According to IDTechEx, sales of 3D printers for the oil and energy industry in 2014 were $98 million, and in 2025 it is expected to reach $1.8 billion. Obviously, this prediction is based on the current application trend of industrial grade 3D printing technology for the production of parts for the energy industry.
Germany’s CAM software and manufacturing giant Siemens has made a breakthrough and completed a special full-load engine test. The gas turbine blades are completely made of additive manufacturing (AM) technology, which means that 3D printing technology is more ready for production. The letter is indeed chiseled.
Siemens successfully verified the feasibility of additive manufacturing turbine blades in a simulated real-world environment. At 13,000 rpm and temperatures exceeding 1250 degrees Celsius, the blade design tested by Siemens has a fully improved internal cooling geometry.

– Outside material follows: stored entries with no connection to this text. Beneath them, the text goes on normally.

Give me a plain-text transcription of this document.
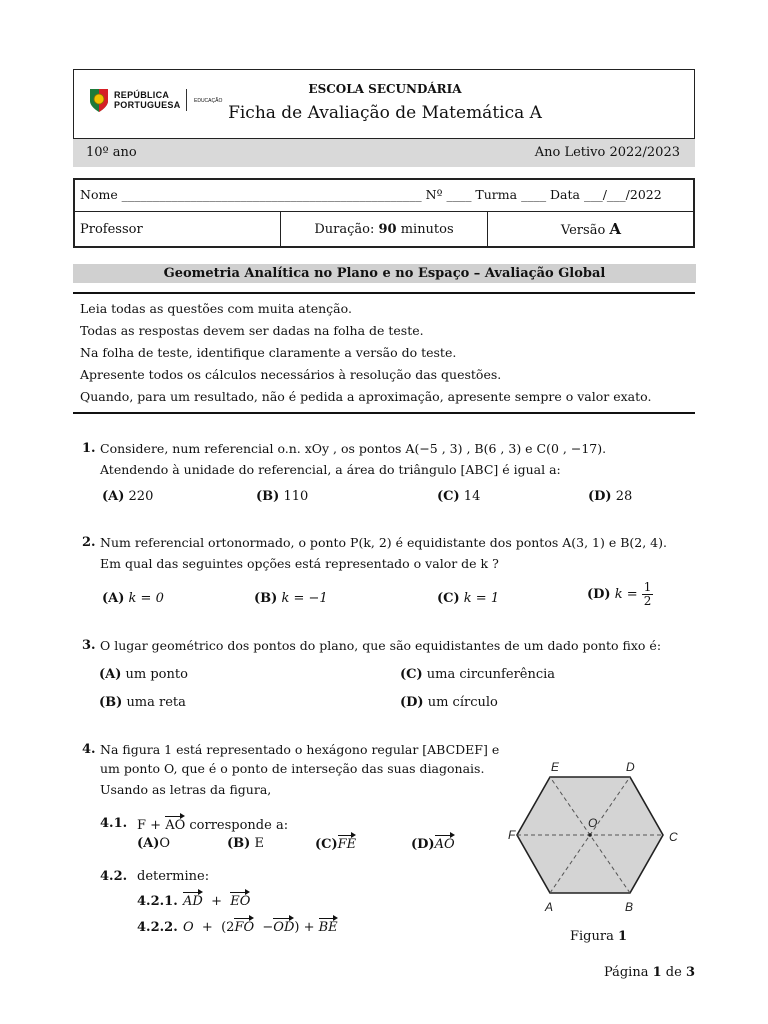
REPÚBLICA
PORTUGUESA	EDUCAÇÃO
ESCOLA SECUNDÁRIA
Ficha de Avaliação de Matemática A
10º ano	Ano Letivo 2022/2023
Nome ________________________________________________ Nº ____ Turma ____ Data ___/___/2022
Professor	Duração: 90 minutos	Versão A
Geometria Analítica no Plano e no Espaço – Avaliação Global
Leia todas as questões com muita atenção.
Todas as respostas devem ser dadas na folha de teste.
Na folha de teste, identifique claramente a versão do teste.
Apresente todos os cálculos necessários à resolução das questões.
Quando, para um resultado, não é pedida a aproximação, apresente sempre o valor exato.
1. Considere, num referencial o.n. xOy , os pontos A(−5 , 3) , B(6 , 3) e C(0 , −17).
Atendendo à unidade do referencial, a área do triângulo [ABC] é igual a:
(A) 220	(B) 110	(C) 14	(D) 28
2. Num referencial ortonormado, o ponto P(k, 2) é equidistante dos pontos A(3, 1) e B(2, 4).
Em qual das seguintes opções está representado o valor de k ?
(A) k = 0	(B) k = −1	(C) k = 1	(D) $k = \frac{1}{2}$
3. O lugar geométrico dos pontos do plano, que são equidistantes de um dado ponto fixo é:
(A) um ponto	(C) uma circunferência
(B) uma reta	(D) um círculo
4. Na figura 1 está representado o hexágono regular [ABCDEF] e
um ponto O, que é o ponto de interseção das suas diagonais.
Usando as letras da figura,
4.1. F + AO corresponde a:
(A)O	(B) E	(C)FE	(D)AO
4.2. determine:
4.2.1. AD  +  EO
4.2.2. O  +  (2FO  −OD) + BE
E	D
F	C
O
A	B
Figura 1
Página 1 de 3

The blades are mounted on a Siemens SGT-400 industrial gas turbine with a power of 13 megawatts (MW). Turbine blades are made of high performance polycrystalline nickel superalloy powder, which allows them to withstand the high pressure, high temperature and rotational forces of the turbine at high speeds. At full load, these turbine blades operate at speeds of up to 1600 km/h, are surrounded by air at temperatures up to 1,250 °C and enter an air-cooled environment at 400 °C.

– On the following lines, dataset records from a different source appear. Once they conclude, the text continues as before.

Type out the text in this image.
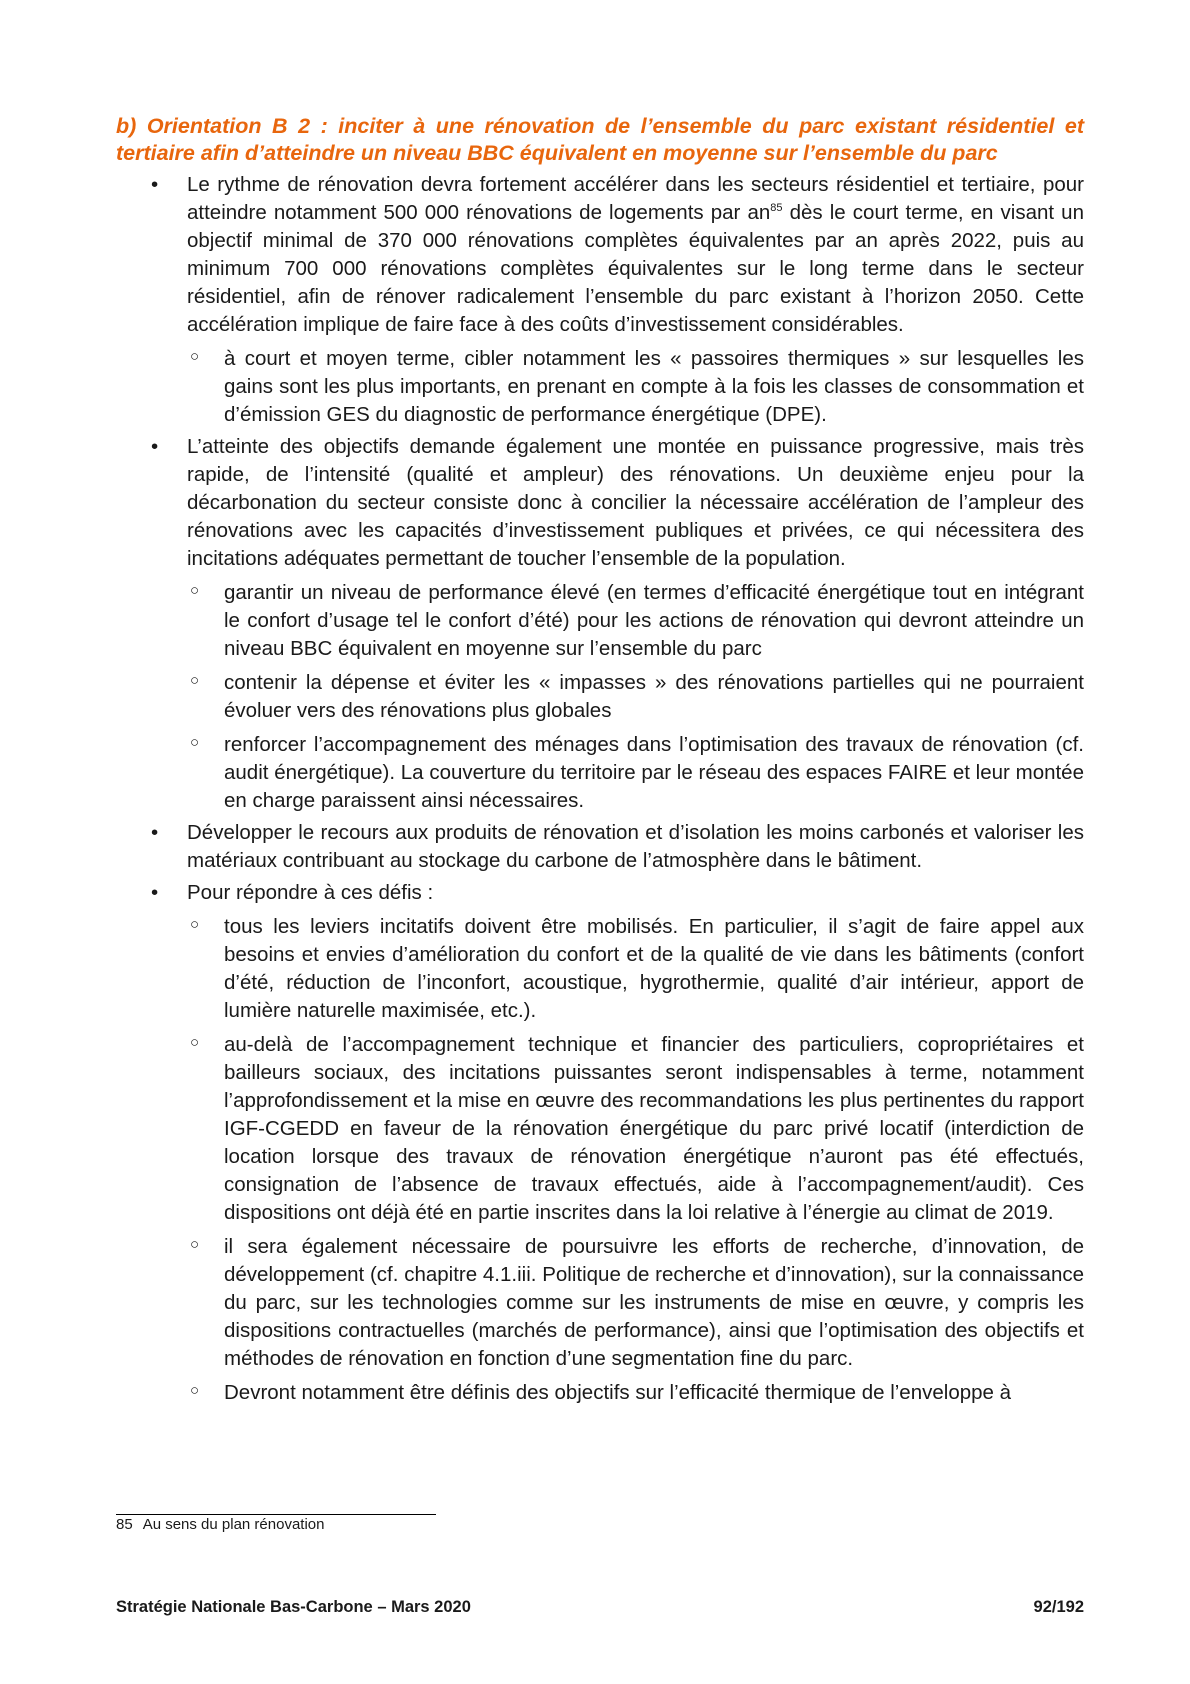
b) Orientation B 2 : inciter à une rénovation de l’ensemble du parc existant résidentiel et tertiaire afin d’atteindre un niveau BBC équivalent en moyenne sur l’ensemble du parc

• Le rythme de rénovation devra fortement accélérer dans les secteurs résidentiel et tertiaire, pour atteindre notamment 500 000 rénovations de logements par $an^{85}$ dès le court terme, en visant un objectif minimal de 370 000 rénovations complètes équivalentes par an après 2022, puis au minimum 700 000 rénovations complètes équivalentes sur le long terme dans le secteur résidentiel, afin de rénover radicalement l’ensemble du parc existant à l’horizon 2050. Cette accélération implique de faire face à des coûts d’investissement considérables.
○ à court et moyen terme, cibler notamment les « passoires thermiques » sur lesquelles les gains sont les plus importants, en prenant en compte à la fois les classes de consommation et d’émission GES du diagnostic de performance énergétique (DPE).
• L’atteinte des objectifs demande également une montée en puissance progressive, mais très rapide, de l’intensité (qualité et ampleur) des rénovations. Un deuxième enjeu pour la décarbonation du secteur consiste donc à concilier la nécessaire accélération de l’ampleur des rénovations avec les capacités d’investissement publiques et privées, ce qui nécessitera des incitations adéquates permettant de toucher l’ensemble de la population.
○ garantir un niveau de performance élevé (en termes d’efficacité énergétique tout en intégrant le confort d’usage tel le confort d’été) pour les actions de rénovation qui devront atteindre un niveau BBC équivalent en moyenne sur l’ensemble du parc
○ contenir la dépense et éviter les « impasses » des rénovations partielles qui ne pourraient évoluer vers des rénovations plus globales
○ renforcer l’accompagnement des ménages dans l’optimisation des travaux de rénovation (cf. audit énergétique). La couverture du territoire par le réseau des espaces FAIRE et leur montée en charge paraissent ainsi nécessaires.
• Développer le recours aux produits de rénovation et d’isolation les moins carbonés et valoriser les matériaux contribuant au stockage du carbone de l’atmosphère dans le bâtiment.
• Pour répondre à ces défis :
○ tous les leviers incitatifs doivent être mobilisés. En particulier, il s’agit de faire appel aux besoins et envies d’amélioration du confort et de la qualité de vie dans les bâtiments (confort d’été, réduction de l’inconfort, acoustique, hygrothermie, qualité d’air intérieur, apport de lumière naturelle maximisée, etc.).
○ au-delà de l’accompagnement technique et financier des particuliers, copropriétaires et bailleurs sociaux, des incitations puissantes seront indispensables à terme, notamment l’approfondissement et la mise en œuvre des recommandations les plus pertinentes du rapport IGF-CGEDD en faveur de la rénovation énergétique du parc privé locatif (interdiction de location lorsque des travaux de rénovation énergétique n’auront pas été effectués, consignation de l’absence de travaux effectués, aide à l’accompagnement/audit). Ces dispositions ont déjà été en partie inscrites dans la loi relative à l’énergie au climat de 2019.
○ il sera également nécessaire de poursuivre les efforts de recherche, d’innovation, de développement (cf. chapitre 4.1.iii. Politique de recherche et d’innovation), sur la connaissance du parc, sur les technologies comme sur les instruments de mise en œuvre, y compris les dispositions contractuelles (marchés de performance), ainsi que l’optimisation des objectifs et méthodes de rénovation en fonction d’une segmentation fine du parc.
○ Devront notamment être définis des objectifs sur l’efficacité thermique de l’enveloppe à
85 Au sens du plan rénovation
Stratégie Nationale Bas-Carbone – Mars 2020	92/192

These blades come from Materials Solutions, a company acquired by Siemens. The core competency of Materials Solutions comes from its ability to control selective laser melting materials. Areas of expertise include Inconel 625, Inconel 718, and nickel-based alloys including Hasteloy X, C263, C1023, CM247LC. By achieving control over the material’s processing, Materials Solutions has developed its core competencies: the processing capabilities of superalloys such as blades are not only superior, but their geometry is also not possible with conventional processing.
Siemens has extensive knowledge in important areas such as materials science, automation, manufacturing and process, and therefore has great prospects in the 3D printing industry. The successful testing of advanced blade designs opens the door to the next step in leveraging the potential of additive manufacturing.
Additive manufacturing can achieve excellent mechanical properties, fine-grained microstructure of powdered raw materials, and anisotropy in microstructure requires control and guidance. In addition to the blades, Siemens is developing a unique gas turbine design. With more than 100 years of experience in the energy market, Siemens has transformed new design possibilities into customer-specific solutions.
Siemens extensively uses additive manufacturing technology for rapid prototyping and has introduced components for a range of production solutions for gas turbine compressors and combustion systems. In February 2016, Siemens invested €21.4 million in Finspång, Sweden, to open a large-scale factory for the manufacture of metal 3D printed parts, to develop new or improved components, and to repair Siemens industrial gas turbines faster – such as the SGT-800.